DUNE (Deep Underground Neutrino Experiment) at the Long Baseline Neutrino Facility is a next generation neutrino experiment planning to build a very large scale 40 kt LAr detector to provide unprecedented sensitivity to the study neutrino. The very large detector will be located at the Stanford Underground Research Facility (SURF) at a baseline of 1300km from the Fermilab neutrino beam. DUNE proposes an immense scientific program and will answer many of the great questions of neutrino physics.

DUNE Experiment

 

DUNE Physics

The main physics goals for DUNE will be to study long baseline neutrino oscillations. After measuring with precision the different oscillation parameters (θ13, θ23), DUNE will resolve the θ23 octant and will identify the neutrino mass hierarchy.
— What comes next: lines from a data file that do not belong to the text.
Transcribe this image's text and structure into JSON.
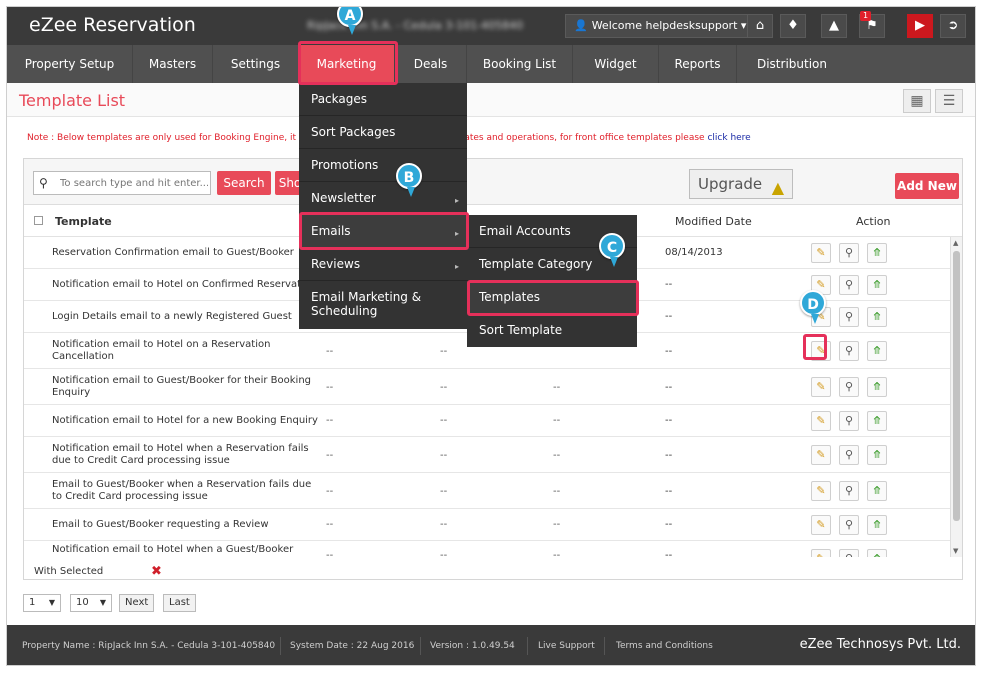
{
  "app": {
    "title": "eZee Reservation",
    "property_blurred": "RipJack Inn S.A. - Cedula 3-101-405840"
  },
  "topbar": {
    "welcome": "Welcome helpdesksupport",
    "notification_count": "1",
    "icons": [
      "home-icon",
      "bell-icon",
      "megaphone-icon",
      "flag-icon",
      "youtube-icon",
      "logout-icon"
    ]
  },
  "nav": {
    "items": [
      {
        "label": "Property Setup"
      },
      {
        "label": "Masters"
      },
      {
        "label": "Settings"
      },
      {
        "label": "Marketing",
        "active": true
      },
      {
        "label": "Deals"
      },
      {
        "label": "Booking List"
      },
      {
        "label": "Widget"
      },
      {
        "label": "Reports"
      },
      {
        "label": "Distribution"
      }
    ]
  },
  "page": {
    "title": "Template List"
  },
  "note": {
    "text_before": "Note : Below templates are only used for Booking Engine, it is",
    "text_after": "lates and operations, for front office templates please",
    "link": "click here"
  },
  "toolbar": {
    "search_placeholder": "To search type and hit enter...",
    "search_button": "Search",
    "show_button": "Sho",
    "upgrade": "Upgrade",
    "add_new": "Add New"
  },
  "table": {
    "headers": {
      "template": "Template",
      "modified": "Modified Date",
      "action": "Action"
    },
    "rows": [
      {
        "name": "Reservation Confirmation email to Guest/Booker",
        "modified": "08/14/2013"
      },
      {
        "name": "Notification email to Hotel on Confirmed Reservation",
        "modified": "--"
      },
      {
        "name": "Login Details email to a newly Registered Guest",
        "modified": "--"
      },
      {
        "name": "Notification email to Hotel on a Reservation Cancellation",
        "modified": "--"
      },
      {
        "name": "Notification email to Guest/Booker for their Booking Enquiry",
        "modified": "--"
      },
      {
        "name": "Notification email to Hotel for a new Booking Enquiry",
        "modified": "--"
      },
      {
        "name": "Notification email to Hotel when a Reservation fails due to Credit Card processing issue",
        "modified": "--"
      },
      {
        "name": "Email to Guest/Booker when a Reservation fails due to Credit Card processing issue",
        "modified": "--"
      },
      {
        "name": "Email to Guest/Booker requesting a Review",
        "modified": "--"
      },
      {
        "name": "Notification email to Hotel when a Guest/Booker",
        "modified": "--"
      }
    ],
    "dash": "--"
  },
  "bulk": {
    "with_selected": "With Selected"
  },
  "pager": {
    "page": "1",
    "per_page": "10",
    "next": "Next",
    "last": "Last"
  },
  "footer": {
    "property": "Property Name : RipJack Inn S.A. - Cedula 3-101-405840",
    "system_date": "System Date : 22 Aug 2016",
    "version": "Version : 1.0.49.54",
    "live_support": "Live Support",
    "terms": "Terms and Conditions",
    "company": "eZee Technosys Pvt. Ltd."
  },
  "marketing_menu": {
    "items": [
      {
        "label": "Packages"
      },
      {
        "label": "Sort Packages"
      },
      {
        "label": "Promotions"
      },
      {
        "label": "Newsletter",
        "submenu": true
      },
      {
        "label": "Emails",
        "submenu": true,
        "highlighted": true
      },
      {
        "label": "Reviews",
        "submenu": true
      },
      {
        "label": "Email Marketing & Scheduling"
      }
    ]
  },
  "emails_menu": {
    "items": [
      {
        "label": "Email Accounts"
      },
      {
        "label": "Template Category"
      },
      {
        "label": "Templates",
        "highlighted": true
      },
      {
        "label": "Sort Template"
      }
    ]
  },
  "callouts": [
    "A",
    "B",
    "C",
    "D"
  ],
  "colors": {
    "accent": "#e84a59",
    "highlight": "#e5305a",
    "callout": "#2fa8d8",
    "topbar": "#3a3a3a",
    "navbar": "#505050"
  }
}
The ultimate objective is to search for CP violation in the neutrino sector (and measure the CP-violation phase). Discovering CP violation in the neutrino sector could answer the long-lasting mystery of the unbalance in the Universe between matter and anti-matter.
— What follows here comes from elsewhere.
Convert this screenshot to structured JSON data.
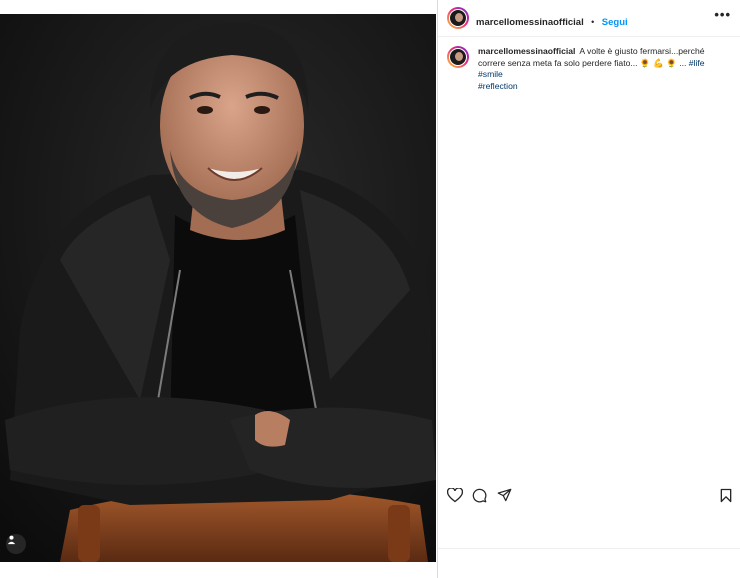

In addition to the oscillation physics programme, DUNE will study atmospheric neutrinos, supernova bursts and nucleon decay.

Group Activities

The Oxford Group is heavily involved in the planning and preparation of DUNE. Giles Barr is leading the overall effort to design the DAQ system for the far detector and Alfons Weber is the UK project leader. He is also leading the design group specifying and planning the near detector, which will study the details of the neutrino beam and neutrino interactions. Xianguo Lu is involved in the data analysis with ProtoDUNE at CERN, the prototype detector of the DUNE liquid argon Far Detector, and the development of a high-pressure gaseous argon TPC for the DUNE Near Detector. Kirsty Duffy is involved in the DAQ design for the DUNE Near Detectors, as well as the development of DUNE's oscillation analyses and the high-pressure gaseous argon TPC for the DUNE Near Detector.